Overview of the different perspectives
The ARX anonymization tool is divided into four perspectives, which model different aspects of the anonymization process. As is depicted in the Figure shown below, these steps consist of 1) configuring privacy criteria and transformation methods, 2) exploring the solution space and 3) analyzing data in terms of utility and re-identification risks. In the configuration phase, input data is loaded, transformation rules are imported or created and all further parameters, such as privacy criteria, are specified. When the solution space has been characterized by executing an anonymization algorithm, the exploration phase supports searching for privacy-preserving data transformations that fulfill the user's requirements. To assess suitability, the utility analysis phase allows comparing transformed datasets to the original input dataset with methods of descriptive statistics. Finally, risk-analyses can be performed for input datasets as well as their transformed representations. Based on these analyses, further solution candidates might be considered and analyzed, or the configuration of the anonymization process can be altered.
Configuring the privacy model, transformation model and utility measures
In this section, firstly, a dataset can be imported into the tool and attributes can be characterized. Secondly, generalization hierarchies for quasi-identifiers or sensitive attributes can be generated semi-automatically by means of a wizard or imported into the tool. Thirdly, privacy criteria, the method for measuring data utility and further parameters, such as parameters of the transformation process, can be specified.
Exploration of the solution space
As a result of the anonymization process, a solution space is constructed and characterized based on the given parameters.
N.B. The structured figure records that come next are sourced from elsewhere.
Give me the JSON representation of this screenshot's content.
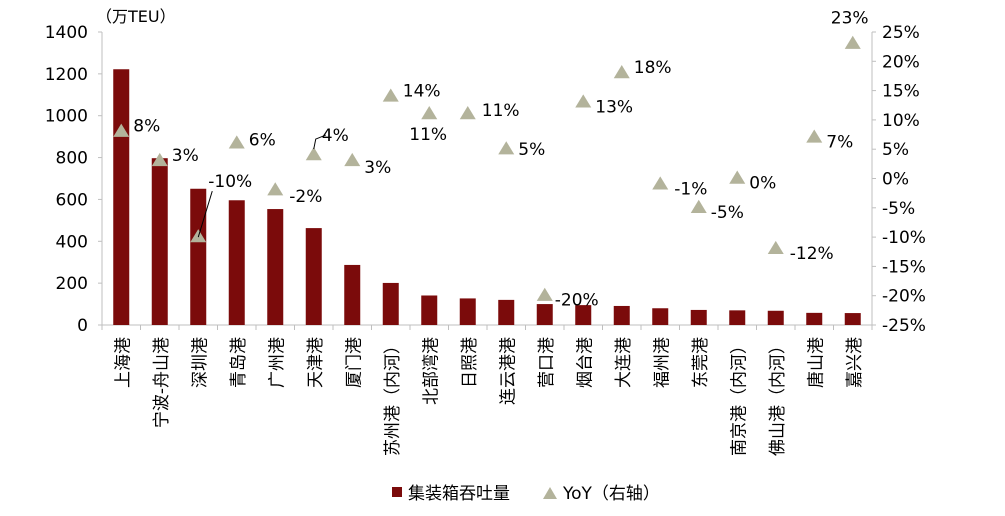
{
  "chart_data": {
    "type": "bar",
    "unit_label": "（万TEU）",
    "categories": [
      "上海港",
      "宁波-舟山港",
      "深圳港",
      "青岛港",
      "广州港",
      "天津港",
      "厦门港",
      "苏州港（内河）",
      "北部湾港",
      "日照港",
      "连云港港",
      "营口港",
      "烟台港",
      "大连港",
      "福州港",
      "东莞港",
      "南京港（内河）",
      "佛山港（内河）",
      "唐山港",
      "嘉兴港"
    ],
    "series": [
      {
        "name": "集装箱吞吐量",
        "axis": "left",
        "type": "bar",
        "color": "#7B0B0B",
        "values": [
          1222,
          797,
          651,
          596,
          554,
          463,
          287,
          201,
          141,
          127,
          120,
          100,
          95,
          91,
          80,
          72,
          70,
          68,
          58,
          57
        ]
      },
      {
        "name": "YoY（右轴）",
        "axis": "right",
        "type": "scatter",
        "marker": "triangle",
        "color": "#B3B39B",
        "values": [
          8,
          3,
          -10,
          6,
          -2,
          4,
          3,
          14,
          11,
          11,
          5,
          -20,
          13,
          18,
          -1,
          -5,
          0,
          -12,
          7,
          23
        ],
        "labels": [
          "8%",
          "3%",
          "-10%",
          "6%",
          "-2%",
          "4%",
          "3%",
          "14%",
          "11%",
          "11%",
          "5%",
          "-20%",
          "13%",
          "18%",
          "-1%",
          "-5%",
          "0%",
          "-12%",
          "7%",
          "23%"
        ]
      }
    ],
    "y_left": {
      "lim": [
        0,
        1400
      ],
      "ticks": [
        "0",
        "200",
        "400",
        "600",
        "800",
        "1000",
        "1200",
        "1400"
      ]
    },
    "y_right": {
      "lim": [
        -25,
        25
      ],
      "ticks": [
        "-25%",
        "-20%",
        "-15%",
        "-10%",
        "-5%",
        "0%",
        "5%",
        "10%",
        "15%",
        "20%",
        "25%"
      ]
    },
    "legend_position": "bottom-center",
    "grid": false
  }
}
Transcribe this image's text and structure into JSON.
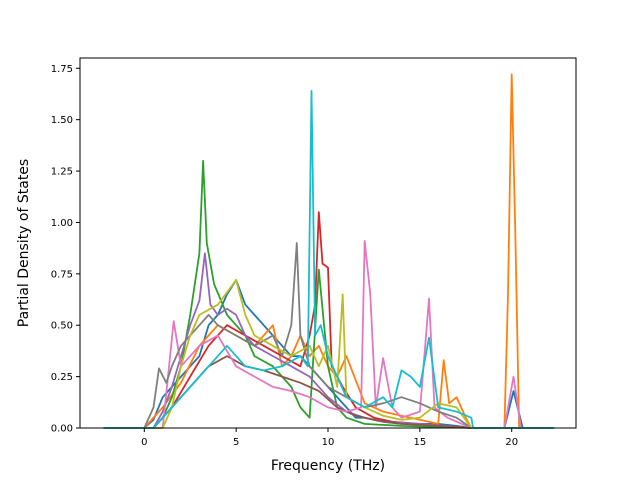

This perspective allows users to browse the space of data transformations, organize and filter it according to their needs and select transformations for further analysis.
Analysis of data utility
To assess the suitability of a specific transformation for a given usage scenario, this perspective supports comparing transformations of the input dataset to the original data. To this end, it incorporates various graphical representations of results of statistical analyses and also allows for a cell-by-cell comparison.
Analysis of re-identification risks
In this perspective, the distribution of class sizes, the risks associated to individual quasi-identifiers, as well as sample-based and population-based risk estimates can be analyzed. The view displays details about the results of estimating uniqueness with different super-population models.
Import and export of data
Generalization hierarchies and datasets can be exported as and imported from files containing character separated values (CSV), which allows to exchange data with common tools such as spreadsheet programs. For loading data into ARX, further data sources are supported. This includes MS Excel spreadsheets and data from relational database systems, such as MS SQL, DB2, MySQL or PostgreSQL. Data import is performed with a dedicated wizard, which is shown in the following image.
In addition to access to different types of data sources, this wizard supports renaming and hiding columns, as well as changing their order. Data types are automatically detected and data cleansing may be performed. This means that values that do not conform to the selected data type will be replaced with null values. Missing values are handled correctly by all methods provided in the ARX tool.